Over the next several years, I will be taking northwest Minnesota farmers on this journey with me as I evaluate my investment. Like any major financial investment, there is some amount of risk involved in this decision. Times are hard right now, and not everyone can take on the risk of installing a new subsurface drainage system. We are doing this to help you decide whether investing in drainage is right for your farm.
I was willing to take this on because I do not believe that installing drainage is that much of a risk. I invested in drainage because I believe it will improve the profitability of our operations.
Previous drainage research conducted at NWROC from 2001 to 2004 indicates that we should look beyond grain yield as the only way to profit from subsurface drainage installation. The study showed that drainage had a limited impact on grain yield, but it increased grain protein content in spring wheat and soybeans.

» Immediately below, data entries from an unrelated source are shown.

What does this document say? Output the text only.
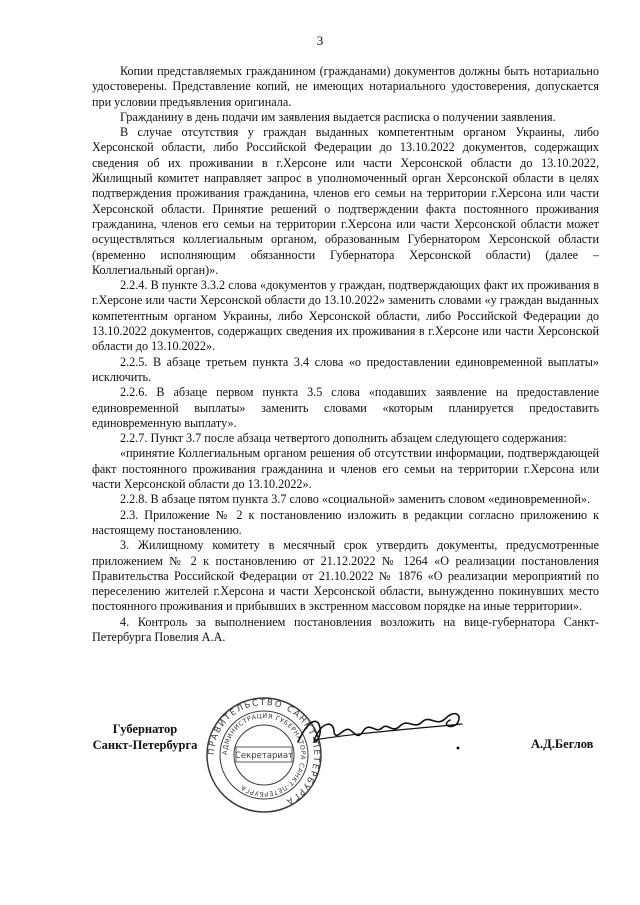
3

Копии представляемых гражданином (гражданами) документов должны быть нотариально удостоверены. Представление копий, не имеющих нотариального удостоверения, допускается при условии предъявления оригинала.

Гражданину в день подачи им заявления выдается расписка о получении заявления.

В случае отсутствия у граждан выданных компетентным органом Украины, либо Херсонской области, либо Российской Федерации до 13.10.2022 документов, содержащих сведения об их проживании в г.Херсоне или части Херсонской области до 13.10.2022, Жилищный комитет направляет запрос в уполномоченный орган Херсонской области в целях подтверждения проживания гражданина, членов его семьи на территории г.Херсона или части Херсонской области. Принятие решений о подтверждении факта постоянного проживания гражданина, членов его семьи на территории г.Херсона или части Херсонской области может осуществляться коллегиальным органом, образованным Губернатором Херсонской области (временно исполняющим обязанности Губернатора Херсонской области) (далее – Коллегиальный орган)».

2.2.4. В пункте 3.3.2 слова «документов у граждан, подтверждающих факт их проживания в г.Херсоне или части Херсонской области до 13.10.2022» заменить словами «у граждан выданных компетентным органом Украины, либо Херсонской области, либо Российской Федерации до 13.10.2022 документов, содержащих сведения их проживания в г.Херсоне или части Херсонской области до 13.10.2022».

2.2.5. В абзаце третьем пункта 3.4 слова «о предоставлении единовременной выплаты» исключить.

2.2.6. В абзаце первом пункта 3.5 слова «подавших заявление на предоставление единовременной выплаты» заменить словами «которым планируется предоставить единовременную выплату».

2.2.7. Пункт 3.7 после абзаца четвертого дополнить абзацем следующего содержания:

«принятие Коллегиальным органом решения об отсутствии информации, подтверждающей факт постоянного проживания гражданина и членов его семьи на территории г.Херсона или части Херсонской области до 13.10.2022».

2.2.8. В абзаце пятом пункта 3.7 слово «социальной» заменить словом «единовременной».

2.3. Приложение № 2 к постановлению изложить в редакции согласно приложению к настоящему постановлению.

3. Жилищному комитету в месячный срок утвердить документы, предусмотренные приложением № 2 к постановлению от 21.12.2022 № 1264 «О реализации постановления Правительства Российской Федерации от 21.10.2022 № 1876 «О реализации мероприятий по переселению жителей г.Херсона и части Херсонской области, вынужденно покинувших место постоянного проживания и прибывших в экстренном массовом порядке на иные территории».

4. Контроль за выполнением постановления возложить на вице-губернатора Санкт-Петербурга Повелия А.А.

Губернатор
Санкт-Петербурга	ПРАВИТЕЛЬСТВО САНКТ-ПЕТЕРБУРГА
АДМИНИСТРАЦИЯ ГУБЕРНАТОРА САНКТ-ПЕТЕРБУРГА
Секретариат
А.Д.Беглов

This research also found that subsurface drainage increased soil temperature. Higher soil temperature combined with lower soil moisture improves field workability in the spring and fall. This will save another valuable resource during planting and harvest: time.
This past October 2019, I designed and installed our new subsurface drainage system with the help of Ellingson Companies. The system currently drains 30 acres of a 60-acre field owned and farmed by the NWROC. I divided the 60-acre field into four 15-acre plots: two drained and two undrained. We designed the system so that we have the option to install drainage on the other 30 acres in the future.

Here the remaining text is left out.